Variation of Laplace spectra of compact "nearly" hyperbolic surfaces

TL;DR

This paper investigates how the Laplace spectra of negatively curved compact surfaces with fixed genus, area, and curvature bounds change smoothly, using Ricci flow real analyticity to provide quantitative estimates and insights into spectral properties.

Contribution

It extends spectral variation results for hyperbolic surfaces by applying Ricci flow real analyticity to derive quantitative spectral estimates and new spectral property insights.

Findings

Spectra vary in a controlled, quantifiable manner.

Real analyticity leads to unexpected spectral property conclusions.
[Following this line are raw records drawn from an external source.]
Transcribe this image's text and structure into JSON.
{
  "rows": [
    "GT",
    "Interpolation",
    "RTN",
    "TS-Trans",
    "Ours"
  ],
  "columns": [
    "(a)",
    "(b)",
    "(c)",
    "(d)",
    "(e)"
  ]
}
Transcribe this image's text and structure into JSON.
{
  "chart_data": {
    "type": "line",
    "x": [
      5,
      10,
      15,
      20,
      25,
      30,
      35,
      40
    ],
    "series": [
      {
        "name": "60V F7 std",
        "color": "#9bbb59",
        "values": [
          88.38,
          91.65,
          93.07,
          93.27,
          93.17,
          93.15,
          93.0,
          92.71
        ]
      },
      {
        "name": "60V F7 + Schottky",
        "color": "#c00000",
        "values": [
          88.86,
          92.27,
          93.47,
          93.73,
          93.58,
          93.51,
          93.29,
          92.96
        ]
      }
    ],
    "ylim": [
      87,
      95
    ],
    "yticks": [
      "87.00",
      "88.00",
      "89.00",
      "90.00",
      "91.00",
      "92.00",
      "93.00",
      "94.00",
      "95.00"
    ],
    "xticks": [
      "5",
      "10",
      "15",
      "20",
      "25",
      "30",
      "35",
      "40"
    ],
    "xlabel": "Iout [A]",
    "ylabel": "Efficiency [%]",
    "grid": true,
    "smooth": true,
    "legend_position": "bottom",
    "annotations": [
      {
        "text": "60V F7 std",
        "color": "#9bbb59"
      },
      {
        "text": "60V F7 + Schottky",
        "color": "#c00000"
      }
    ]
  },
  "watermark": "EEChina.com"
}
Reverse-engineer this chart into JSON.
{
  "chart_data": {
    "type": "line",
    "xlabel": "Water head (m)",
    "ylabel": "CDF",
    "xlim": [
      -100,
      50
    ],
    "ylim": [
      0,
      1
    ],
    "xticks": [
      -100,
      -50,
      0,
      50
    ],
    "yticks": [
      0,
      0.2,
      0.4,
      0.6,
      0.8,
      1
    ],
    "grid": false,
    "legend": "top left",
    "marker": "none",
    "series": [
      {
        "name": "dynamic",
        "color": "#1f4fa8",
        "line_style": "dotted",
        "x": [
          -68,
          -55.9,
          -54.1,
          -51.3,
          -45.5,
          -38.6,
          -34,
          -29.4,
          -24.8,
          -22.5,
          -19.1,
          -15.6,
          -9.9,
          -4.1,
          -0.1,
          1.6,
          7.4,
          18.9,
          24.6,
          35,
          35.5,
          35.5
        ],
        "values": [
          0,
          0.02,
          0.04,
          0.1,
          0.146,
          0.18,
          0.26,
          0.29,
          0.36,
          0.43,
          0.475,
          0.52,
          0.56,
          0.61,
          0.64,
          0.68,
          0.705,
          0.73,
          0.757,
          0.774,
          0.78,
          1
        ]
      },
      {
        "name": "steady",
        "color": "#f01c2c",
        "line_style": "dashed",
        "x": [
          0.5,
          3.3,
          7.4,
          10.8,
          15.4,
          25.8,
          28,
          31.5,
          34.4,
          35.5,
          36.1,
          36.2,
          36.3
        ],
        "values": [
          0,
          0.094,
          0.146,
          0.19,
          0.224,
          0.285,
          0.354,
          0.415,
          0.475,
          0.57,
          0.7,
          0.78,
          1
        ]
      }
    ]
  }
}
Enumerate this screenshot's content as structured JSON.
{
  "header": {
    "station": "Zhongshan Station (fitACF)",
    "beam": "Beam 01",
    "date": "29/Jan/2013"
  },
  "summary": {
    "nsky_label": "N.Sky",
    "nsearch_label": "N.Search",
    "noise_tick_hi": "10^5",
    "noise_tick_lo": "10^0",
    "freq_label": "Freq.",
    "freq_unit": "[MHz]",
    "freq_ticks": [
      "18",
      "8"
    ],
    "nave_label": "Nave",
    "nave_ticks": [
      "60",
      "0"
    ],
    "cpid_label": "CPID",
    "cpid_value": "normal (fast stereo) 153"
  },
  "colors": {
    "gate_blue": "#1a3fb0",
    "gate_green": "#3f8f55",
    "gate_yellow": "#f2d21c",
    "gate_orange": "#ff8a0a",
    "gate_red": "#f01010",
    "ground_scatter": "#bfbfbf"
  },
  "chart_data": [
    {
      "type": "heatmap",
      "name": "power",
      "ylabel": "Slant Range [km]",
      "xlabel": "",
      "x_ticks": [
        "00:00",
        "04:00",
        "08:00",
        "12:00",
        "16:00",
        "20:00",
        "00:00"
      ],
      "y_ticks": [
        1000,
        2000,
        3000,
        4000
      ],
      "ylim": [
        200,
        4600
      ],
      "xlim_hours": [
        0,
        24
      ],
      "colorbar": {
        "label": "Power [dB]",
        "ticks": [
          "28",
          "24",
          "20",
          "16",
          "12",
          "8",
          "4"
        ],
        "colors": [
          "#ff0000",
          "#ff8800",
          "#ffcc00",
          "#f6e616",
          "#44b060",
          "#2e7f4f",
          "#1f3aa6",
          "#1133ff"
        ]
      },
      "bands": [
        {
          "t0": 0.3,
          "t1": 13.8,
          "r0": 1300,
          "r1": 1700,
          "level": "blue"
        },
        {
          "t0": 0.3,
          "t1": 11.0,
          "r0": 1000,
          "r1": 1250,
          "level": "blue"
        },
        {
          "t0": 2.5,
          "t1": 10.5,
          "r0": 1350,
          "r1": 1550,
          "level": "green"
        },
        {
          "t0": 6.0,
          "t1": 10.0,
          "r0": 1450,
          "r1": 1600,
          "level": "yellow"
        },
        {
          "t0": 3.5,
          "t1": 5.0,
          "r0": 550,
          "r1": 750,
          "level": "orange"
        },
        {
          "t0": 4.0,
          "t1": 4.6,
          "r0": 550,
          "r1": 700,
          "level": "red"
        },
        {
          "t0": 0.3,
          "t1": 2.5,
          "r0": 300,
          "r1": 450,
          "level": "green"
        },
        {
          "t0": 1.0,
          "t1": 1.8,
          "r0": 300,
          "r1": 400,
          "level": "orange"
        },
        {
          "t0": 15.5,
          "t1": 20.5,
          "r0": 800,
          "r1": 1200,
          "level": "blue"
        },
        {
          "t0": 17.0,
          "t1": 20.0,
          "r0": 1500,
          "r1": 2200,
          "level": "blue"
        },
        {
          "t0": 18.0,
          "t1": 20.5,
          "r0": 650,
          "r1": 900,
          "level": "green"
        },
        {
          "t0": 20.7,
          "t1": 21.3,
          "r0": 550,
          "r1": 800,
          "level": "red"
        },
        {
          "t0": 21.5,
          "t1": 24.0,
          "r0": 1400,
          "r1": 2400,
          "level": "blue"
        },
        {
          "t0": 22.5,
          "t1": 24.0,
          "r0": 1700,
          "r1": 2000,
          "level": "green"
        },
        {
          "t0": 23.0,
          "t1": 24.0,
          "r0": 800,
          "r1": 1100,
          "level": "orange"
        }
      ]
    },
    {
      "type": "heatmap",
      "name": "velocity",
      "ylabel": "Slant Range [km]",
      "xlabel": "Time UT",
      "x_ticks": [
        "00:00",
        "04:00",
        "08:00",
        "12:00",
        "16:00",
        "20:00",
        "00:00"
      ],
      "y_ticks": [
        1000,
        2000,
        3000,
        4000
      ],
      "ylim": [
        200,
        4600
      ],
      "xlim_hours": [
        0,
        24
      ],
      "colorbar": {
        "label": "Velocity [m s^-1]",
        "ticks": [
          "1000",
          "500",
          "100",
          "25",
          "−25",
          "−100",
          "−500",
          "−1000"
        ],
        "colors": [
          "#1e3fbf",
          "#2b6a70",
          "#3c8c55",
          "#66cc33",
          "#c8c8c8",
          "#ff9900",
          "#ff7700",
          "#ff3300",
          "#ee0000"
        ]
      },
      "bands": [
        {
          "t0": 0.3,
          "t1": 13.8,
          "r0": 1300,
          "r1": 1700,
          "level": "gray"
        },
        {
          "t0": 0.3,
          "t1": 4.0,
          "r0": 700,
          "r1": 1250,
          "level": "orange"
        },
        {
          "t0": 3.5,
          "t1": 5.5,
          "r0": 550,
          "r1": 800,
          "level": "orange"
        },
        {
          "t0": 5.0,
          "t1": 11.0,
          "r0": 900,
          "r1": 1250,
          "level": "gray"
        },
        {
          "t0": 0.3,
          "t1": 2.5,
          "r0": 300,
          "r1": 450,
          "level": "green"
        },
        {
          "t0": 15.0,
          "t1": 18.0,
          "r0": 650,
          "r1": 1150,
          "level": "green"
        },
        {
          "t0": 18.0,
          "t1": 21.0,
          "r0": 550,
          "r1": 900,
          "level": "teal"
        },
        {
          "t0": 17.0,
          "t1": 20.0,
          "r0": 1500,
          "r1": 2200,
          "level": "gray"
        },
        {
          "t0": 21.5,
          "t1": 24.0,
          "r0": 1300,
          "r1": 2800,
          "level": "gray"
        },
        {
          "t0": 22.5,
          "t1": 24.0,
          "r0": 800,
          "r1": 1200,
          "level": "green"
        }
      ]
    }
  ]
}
Results apply to surfaces with fixed genus, area, and curvature bounds.

Abstract

We use the time real analyticity of Ricci flow proved by Kotschwar to extend a result in ~\cite{B}, namely, we prove that the Laplace spectra of negatively curved compact surfaces having same genus $\gamma \geq 2$, same area and same curvature bounds vary in a "controlled way", of which we give a quantitative estimate (Theorem 1.1 below). We also observe how said real analyticity can lead to unexpected conclusions about spectral properties of generic metrics on a compact surface of genus $\gamma \geq 2$ (Proposition 1.5 below).